My Mom, a Lover of the Written Word
My blog–well, quite frankly it has been abandoned. Over the last few months I have not had the energy or the time to keep up with daily posts. I’ve been a little busy overseeing a preschool ministry at church, being a wife and mom, moving and working on a little writing project that has invaded every area of my life.
Truly, I have wanted to return to blogging but have said a thousand times to Bruce, “I just feel so empty on the inside. I have nothing left to write about.”
But what should pull me out of an 8-month blog hiatus?
The death of Maurice Sendak.
Sounds sorta morbid huh? Just hold on, I promise to take a strong upward turn here and move onto more uplifting subjects.
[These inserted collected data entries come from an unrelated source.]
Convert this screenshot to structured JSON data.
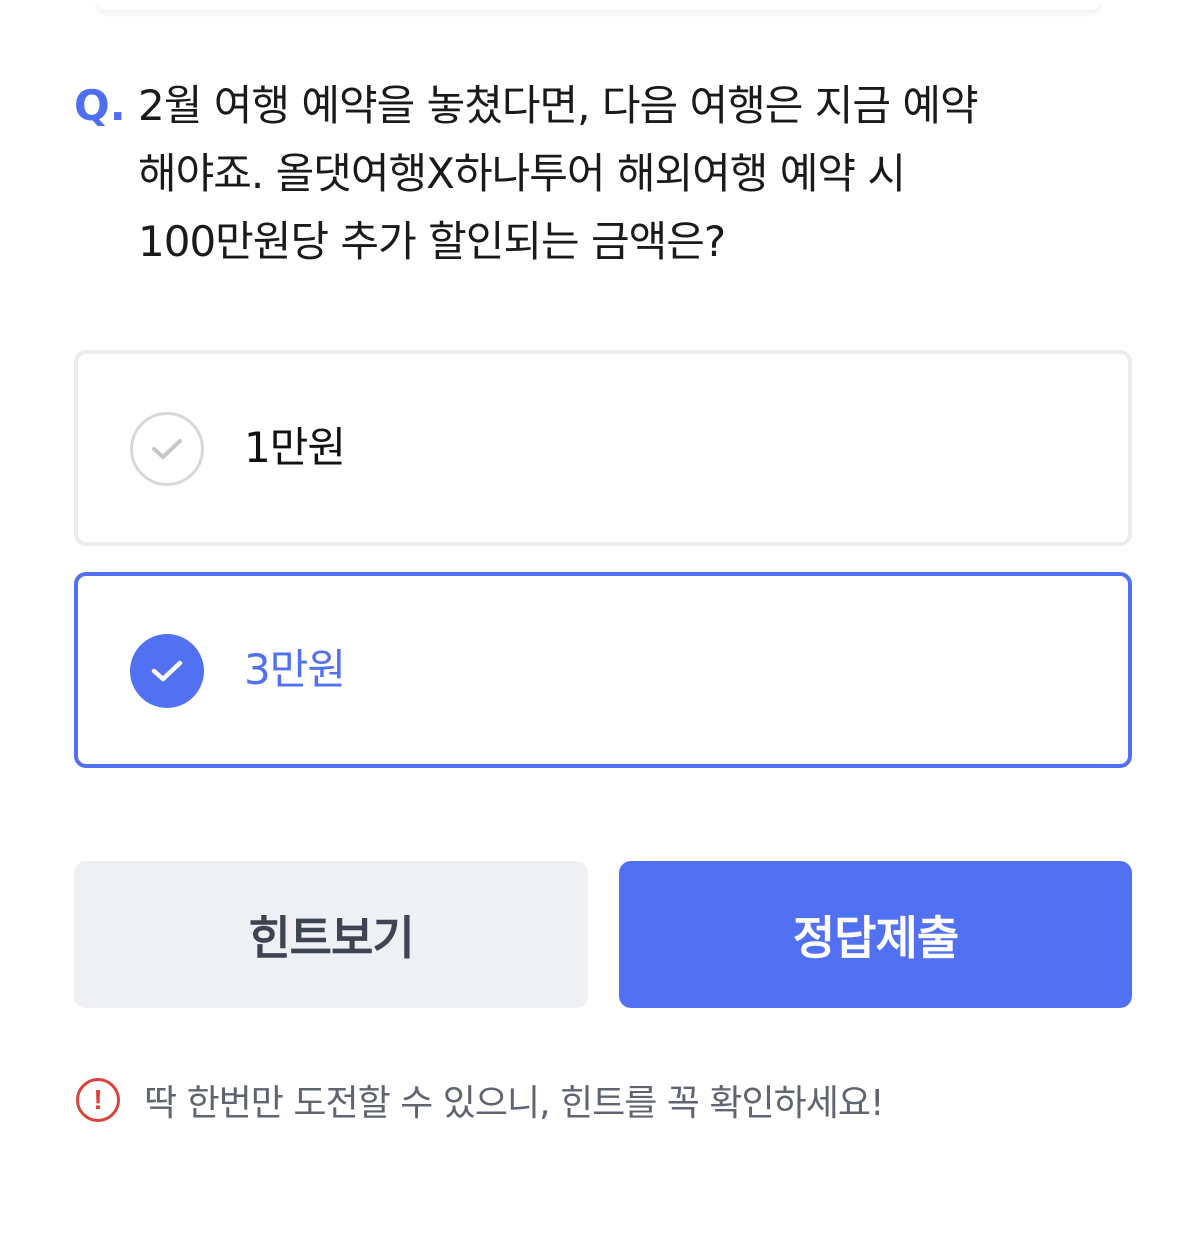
{
  "question": {
    "prefix": "Q.",
    "lines": [
      "2월 여행 예약을 놓쳤다면, 다음 여행은 지금 예약",
      "해야죠. 올댓여행X하나투어 해외여행 예약 시",
      "100만원당 추가 할인되는 금액은?"
    ]
  },
  "options": [
    {
      "label": "1만원",
      "selected": false,
      "icon": "check-icon"
    },
    {
      "label": "3만원",
      "selected": true,
      "icon": "check-icon"
    }
  ],
  "buttons": {
    "hint_label": "힌트보기",
    "submit_label": "정답제출"
  },
  "notice": {
    "icon": "exclamation-icon",
    "icon_glyph": "!",
    "text": "딱 한번만 도전할 수 있으니, 힌트를 꼭 확인하세요!"
  },
  "colors": {
    "accent": "#5270f2",
    "question_prefix": "#4f6ff0",
    "warning": "#d9443e",
    "hint_button_bg": "#eef0f4"
  }
}
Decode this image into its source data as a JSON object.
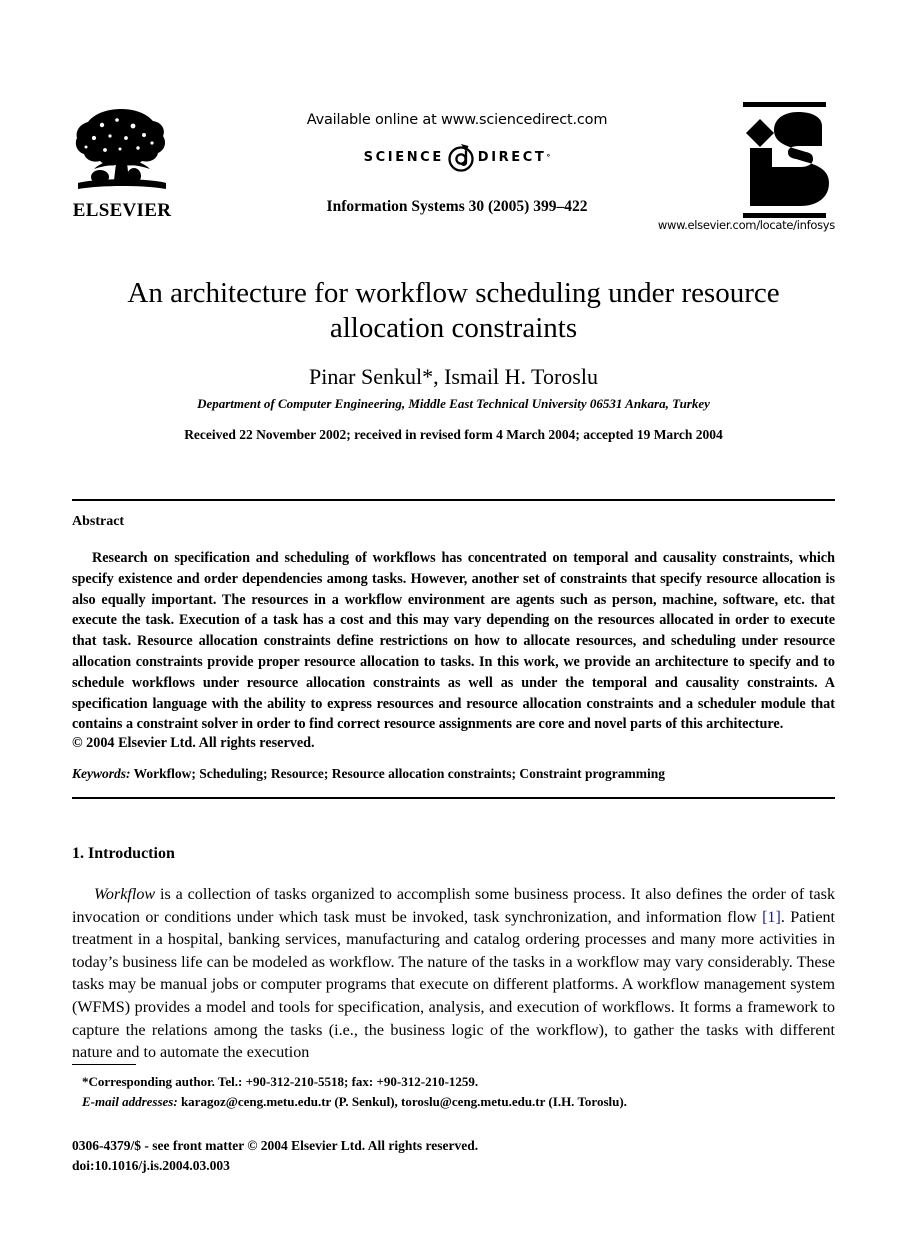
{
  "masthead": {
    "publisher_name": "ELSEVIER",
    "available_online": "Available online at www.sciencedirect.com",
    "sciencedirect_left": "SCIENCE",
    "sciencedirect_right": "DIRECT",
    "sciencedirect_sup": "°",
    "journal_reference": "Information Systems 30 (2005) 399–422",
    "journal_logo_text": "iS",
    "journal_url": "www.elsevier.com/locate/infosys"
  },
  "article": {
    "title": "An architecture for workflow scheduling under resource allocation constraints",
    "authors": "Pinar Senkul*, Ismail H. Toroslu",
    "affiliation": "Department of Computer Engineering, Middle East Technical University 06531 Ankara, Turkey",
    "dates": "Received 22 November 2002; received in revised form 4 March 2004; accepted 19 March 2004"
  },
  "abstract": {
    "heading": "Abstract",
    "body": "Research on specification and scheduling of workflows has concentrated on temporal and causality constraints, which specify existence and order dependencies among tasks. However, another set of constraints that specify resource allocation is also equally important. The resources in a workflow environment are agents such as person, machine, software, etc. that execute the task. Execution of a task has a cost and this may vary depending on the resources allocated in order to execute that task. Resource allocation constraints define restrictions on how to allocate resources, and scheduling under resource allocation constraints provide proper resource allocation to tasks. In this work, we provide an architecture to specify and to schedule workflows under resource allocation constraints as well as under the temporal and causality constraints. A specification language with the ability to express resources and resource allocation constraints and a scheduler module that contains a constraint solver in order to find correct resource assignments are core and novel parts of this architecture.",
    "copyright": "© 2004 Elsevier Ltd. All rights reserved.",
    "keywords_label": "Keywords:",
    "keywords_value": "Workflow; Scheduling; Resource; Resource allocation constraints; Constraint programming"
  },
  "introduction": {
    "heading": "1. Introduction",
    "lead_italic": "Workflow",
    "text_part_1": " is a collection of tasks organized to accomplish some business process. It also defines the order of task invocation or conditions under which task must be invoked, task synchronization, and information flow ",
    "reference_link": "[1]",
    "text_part_2": ". Patient treatment in a hospital, banking services, manufacturing and catalog ordering processes and many more activities in today’s business life can be modeled as workflow. The nature of the tasks in a workflow may vary considerably. These tasks may be manual jobs or computer programs that execute on different platforms. A workflow management system (WFMS) provides a model and tools for specification, analysis, and execution of workflows. It forms a framework to capture the relations among the tasks (i.e., the business logic of the workflow), to gather the tasks with different nature and to automate the execution"
  },
  "footnotes": {
    "corresponding_author": "*Corresponding author. Tel.: +90-312-210-5518; fax: +90-312-210-1259.",
    "email_label": "E-mail addresses:",
    "email_value": " karagoz@ceng.metu.edu.tr (P. Senkul), toroslu@ceng.metu.edu.tr (I.H. Toroslu)."
  },
  "imprint": {
    "line1": "0306-4379/$ - see front matter © 2004 Elsevier Ltd. All rights reserved.",
    "line2": "doi:10.1016/j.is.2004.03.003"
  },
  "colors": {
    "text": "#000000",
    "reference_link": "#1a1a8c",
    "rule": "#000000",
    "background": "#ffffff"
  }
}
On Thursday night, I read an article about Sendak’s death. I was flooded with tons of emotions. Immediately I was transported back to Where the Wild Things Are. And the beautiful sets for the Pacific Northwest Ballet company’s version of the Nutcracker that Sendak designed. His stories and art transported me–and untold numbers of other young children–to places our imaginations were incapable of taking us on our own. Reading his stories and looking at his art, it was like Sendak was sitting beside me giving me a little nudge to go ahead and enter into a world full of excitement and wonder.
I am the beneficiary of a mom whose love of books and written word led her to a degree in library science. She was one of those moms who had strong opinions about a lot of things. One of her firm beliefs is that children should read. And, read a lot because books are overwhelming superior to television and film.
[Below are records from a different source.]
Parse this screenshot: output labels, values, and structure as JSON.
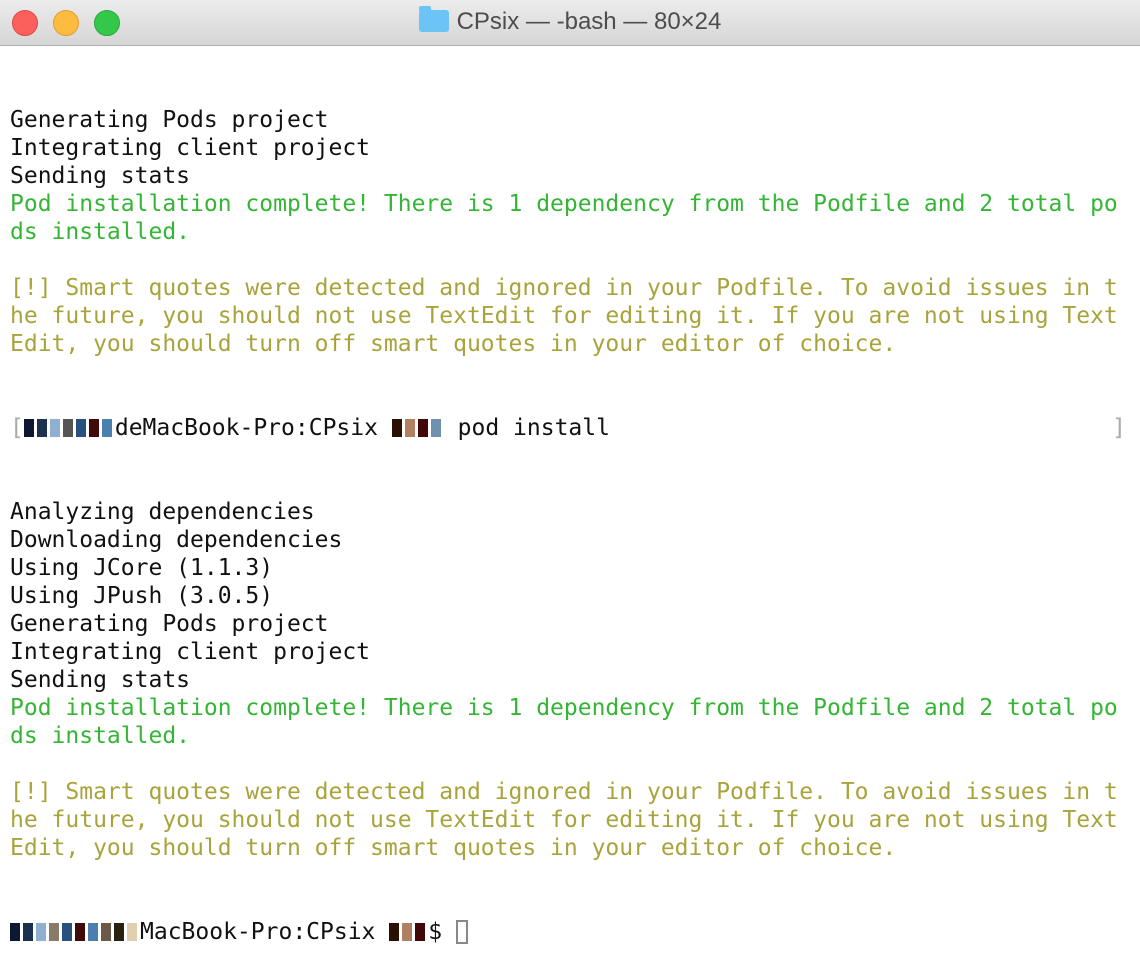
{
  "window": {
    "title": "CPsix — -bash — 80×24",
    "folder_icon": "folder-icon"
  },
  "colors": {
    "success": "#35b535",
    "warning": "#a9a33b",
    "text": "#111111"
  },
  "lines": [
    {
      "text": "Generating Pods project",
      "color": "default"
    },
    {
      "text": "Integrating client project",
      "color": "default"
    },
    {
      "text": "Sending stats",
      "color": "default"
    },
    {
      "text": "Pod installation complete! There is 1 dependency from the Podfile and 2 total po",
      "color": "green"
    },
    {
      "text": "ds installed.",
      "color": "green"
    },
    {
      "text": "",
      "color": "default"
    },
    {
      "text": "[!] Smart quotes were detected and ignored in your Podfile. To avoid issues in t",
      "color": "olive"
    },
    {
      "text": "he future, you should not use TextEdit for editing it. If you are not using Text",
      "color": "olive"
    },
    {
      "text": "Edit, you should turn off smart quotes in your editor of choice.",
      "color": "olive"
    }
  ],
  "prompt1": {
    "host": "deMacBook-Pro:CPsix ",
    "command": " pod install"
  },
  "lines2": [
    {
      "text": "Analyzing dependencies",
      "color": "default"
    },
    {
      "text": "Downloading dependencies",
      "color": "default"
    },
    {
      "text": "Using JCore (1.1.3)",
      "color": "default"
    },
    {
      "text": "Using JPush (3.0.5)",
      "color": "default"
    },
    {
      "text": "Generating Pods project",
      "color": "default"
    },
    {
      "text": "Integrating client project",
      "color": "default"
    },
    {
      "text": "Sending stats",
      "color": "default"
    },
    {
      "text": "Pod installation complete! There is 1 dependency from the Podfile and 2 total po",
      "color": "green"
    },
    {
      "text": "ds installed.",
      "color": "green"
    },
    {
      "text": "",
      "color": "default"
    },
    {
      "text": "[!] Smart quotes were detected and ignored in your Podfile. To avoid issues in t",
      "color": "olive"
    },
    {
      "text": "he future, you should not use TextEdit for editing it. If you are not using Text",
      "color": "olive"
    },
    {
      "text": "Edit, you should turn off smart quotes in your editor of choice.",
      "color": "olive"
    }
  ],
  "prompt2": {
    "host": "MacBook-Pro:CPsix ",
    "symbol": "$ "
  }
}
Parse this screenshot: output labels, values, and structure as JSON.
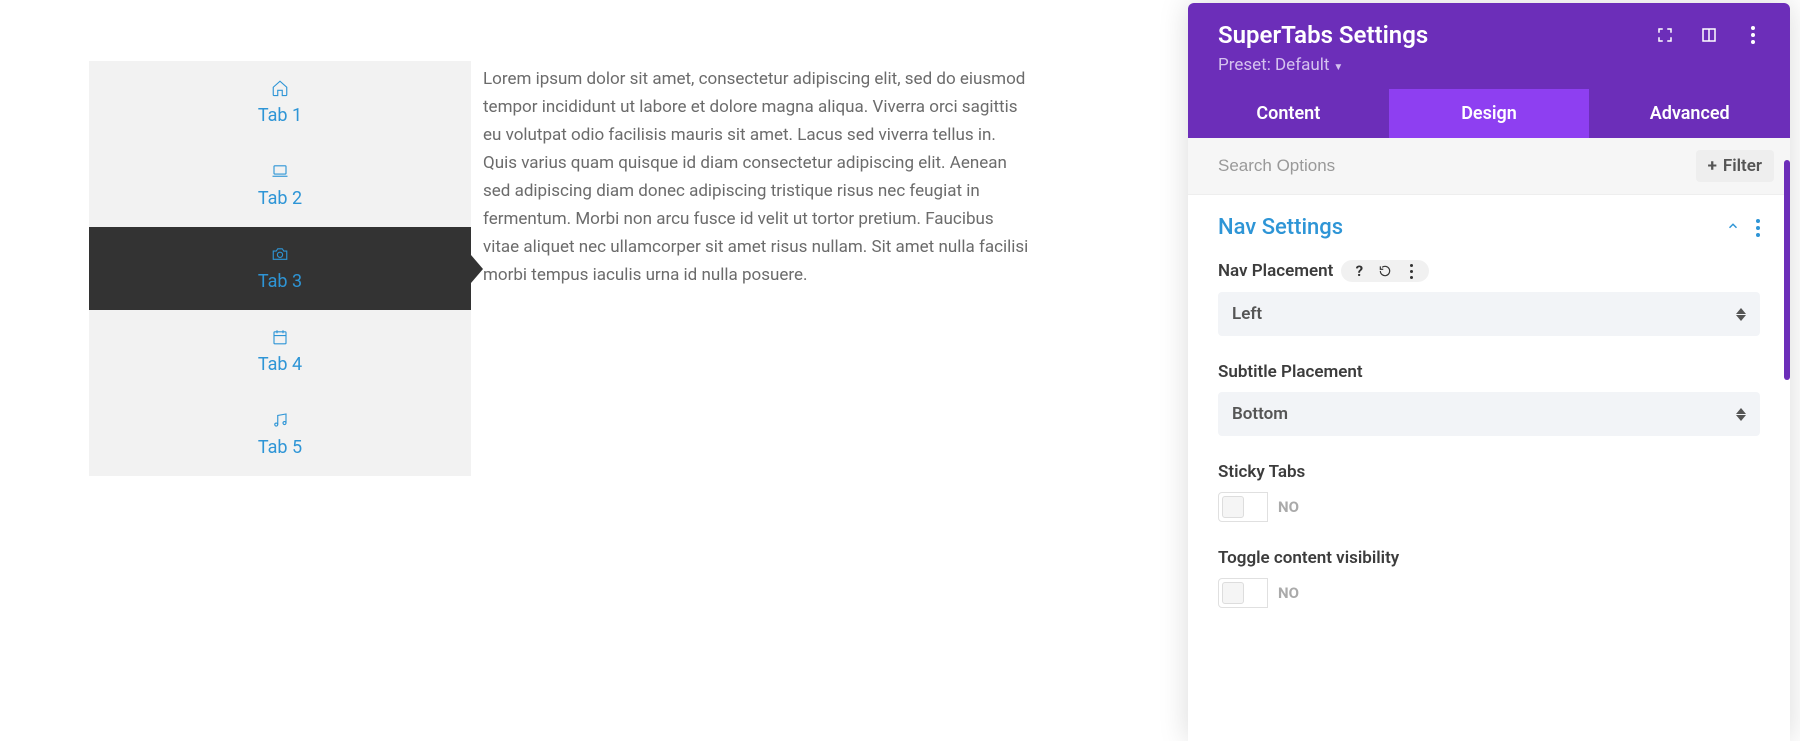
{
  "preview": {
    "tabs": [
      {
        "icon": "home-icon",
        "label": "Tab 1"
      },
      {
        "icon": "laptop-icon",
        "label": "Tab 2"
      },
      {
        "icon": "camera-icon",
        "label": "Tab 3",
        "active": true
      },
      {
        "icon": "calendar-icon",
        "label": "Tab 4"
      },
      {
        "icon": "music-icon",
        "label": "Tab 5"
      }
    ],
    "body_text": "Lorem ipsum dolor sit amet, consectetur adipiscing elit, sed do eiusmod tempor incididunt ut labore et dolore magna aliqua. Viverra orci sagittis eu volutpat odio facilisis mauris sit amet. Lacus sed viverra tellus in. Quis varius quam quisque id diam consectetur adipiscing elit. Aenean sed adipiscing diam donec adipiscing tristique risus nec feugiat in fermentum. Morbi non arcu fusce id velit ut tortor pretium. Faucibus vitae aliquet nec ullamcorper sit amet risus nullam. Sit amet nulla facilisi morbi tempus iaculis urna id nulla posuere."
  },
  "panel": {
    "title": "SuperTabs Settings",
    "preset_label": "Preset: Default",
    "tabs": {
      "content": "Content",
      "design": "Design",
      "advanced": "Advanced"
    },
    "search_placeholder": "Search Options",
    "filter_label": "Filter",
    "section_title": "Nav Settings",
    "settings": {
      "nav_placement": {
        "label": "Nav Placement",
        "value": "Left"
      },
      "subtitle_placement": {
        "label": "Subtitle Placement",
        "value": "Bottom"
      },
      "sticky_tabs": {
        "label": "Sticky Tabs",
        "value": "NO"
      },
      "toggle_visibility": {
        "label": "Toggle content visibility",
        "value": "NO"
      }
    }
  }
}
So strong in her opinion about this that it caused her to make crazed decisions.
At the beginning of each summer, my sisters and myself were assigned summer reading lists. No big deal right? As soon as the summer reading list was posted, the crazies kick in. My mom unplugged the TV, removed it from where it was perched the previous spring and flung it in the closet. The TV was not to be returned until summer was over.
No amount of begging or whining ever returned the TV during those long, hot summer months. So we read.
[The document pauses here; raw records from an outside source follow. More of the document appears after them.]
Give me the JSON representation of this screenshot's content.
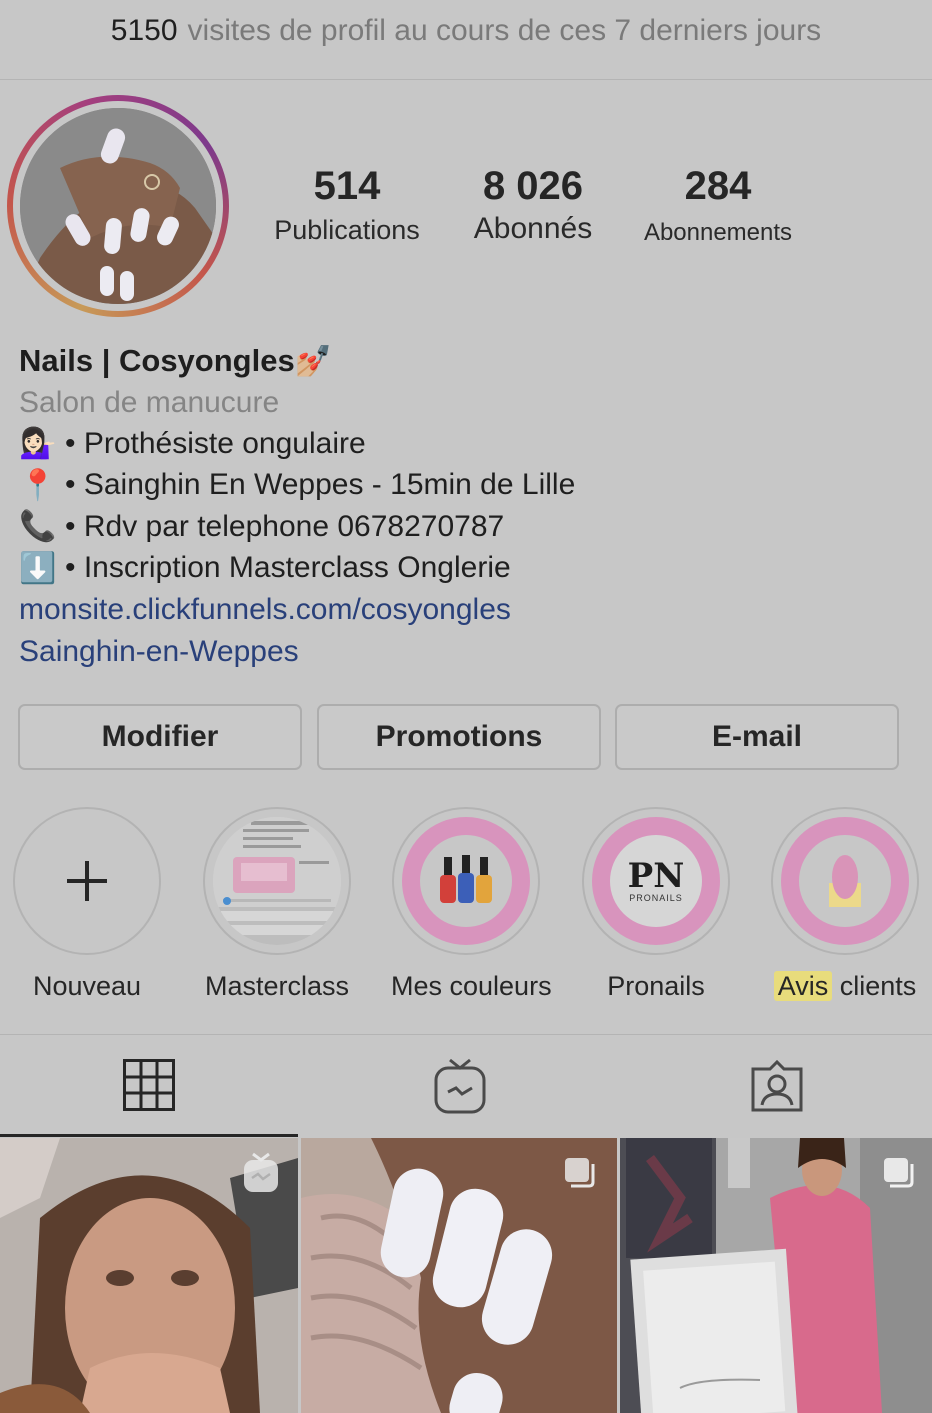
{
  "visits": {
    "count": "5150",
    "text": "visites de profil au cours de ces 7 derniers jours"
  },
  "stats": [
    {
      "value": "514",
      "label": "Publications"
    },
    {
      "value": "8 026",
      "label": "Abonnés"
    },
    {
      "value": "284",
      "label": "Abonnements"
    }
  ],
  "bio": {
    "name": "Nails | Cosyongles",
    "name_emoji": "💅🏼",
    "category": "Salon de manucure",
    "lines": [
      {
        "emoji": "💁🏻‍♀️",
        "text": "• Prothésiste ongulaire"
      },
      {
        "emoji": "📍",
        "text": "• Sainghin En Weppes - 15min de Lille"
      },
      {
        "emoji": "📞",
        "text": "• Rdv par telephone 0678270787"
      },
      {
        "emoji": "⬇️",
        "text": "• Inscription Masterclass Onglerie"
      }
    ],
    "link": "monsite.clickfunnels.com/cosyongles",
    "location": "Sainghin-en-Weppes"
  },
  "buttons": {
    "edit": "Modifier",
    "promotions": "Promotions",
    "email": "E-mail"
  },
  "highlights": [
    {
      "label": "Nouveau"
    },
    {
      "label": "Masterclass"
    },
    {
      "label": "Mes couleurs"
    },
    {
      "label": "Pronails",
      "logo": "PN",
      "sub": "PRONAILS"
    },
    {
      "label_a": "Avis",
      "label_b": "clients"
    }
  ],
  "tabs": [
    "grid-icon",
    "igtv-icon",
    "tagged-icon"
  ],
  "colors": {
    "link": "#29407a",
    "highlight_pink": "#d894bd",
    "background": "#c7c7c7"
  }
}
Children’s book launched me to the classics. I still remember exactly where I was when I discovered that Reverend Dimmesdale was the father of Hester Prynne’s baby in the Scarlet Letter. I have read that book at least five times since. And the day I discovered that Pip’s benefactor was the escaped convict he graciously helped years earlier, I let out an audible gasp. I was shocked. Dickens had me hook, line, and sinker. I hung on his every word and still had no inclination it was the seemingly despicable character that was, in fact, the most charitable. Dickens turned my world upside down. I have read Great Expectations more than a dozen times.
And don’t even get me started on Jane Austen.
Thank You, Mom, a thousand times over for flinging that TV where it needed to be flung. And marching me to the public library to open up a world of wonder. Your love for the written word developed my imagination.
In honor of Sendak and in celebration of my Mom, I did what was only fitting. I curled up with my little girl and we read all afternoon.
We read The Snowy Day and Hi, Cat. We read Blueberries for Sal and Make Way for Ducklings. We read The Little House.
And in my best rhyming cadence we read:
In an old house in Paris
that was covered in vines
Lived twelve little girls
in two straight lines.
In two straight lines they broke their bread
Brushed their teeth
and went to bed.
They left the house at half-past nine—
The smallest one was Madeline.
So Gwendolyn, let’s go on a journey with Jack Ezra Keats, Robert McCloskey, Virginia Burton, and Ludwig Bemelmans. They will usher you into a world of excitement and wonder. And once inside that world, thank your Grammy. Because of her, I take you there.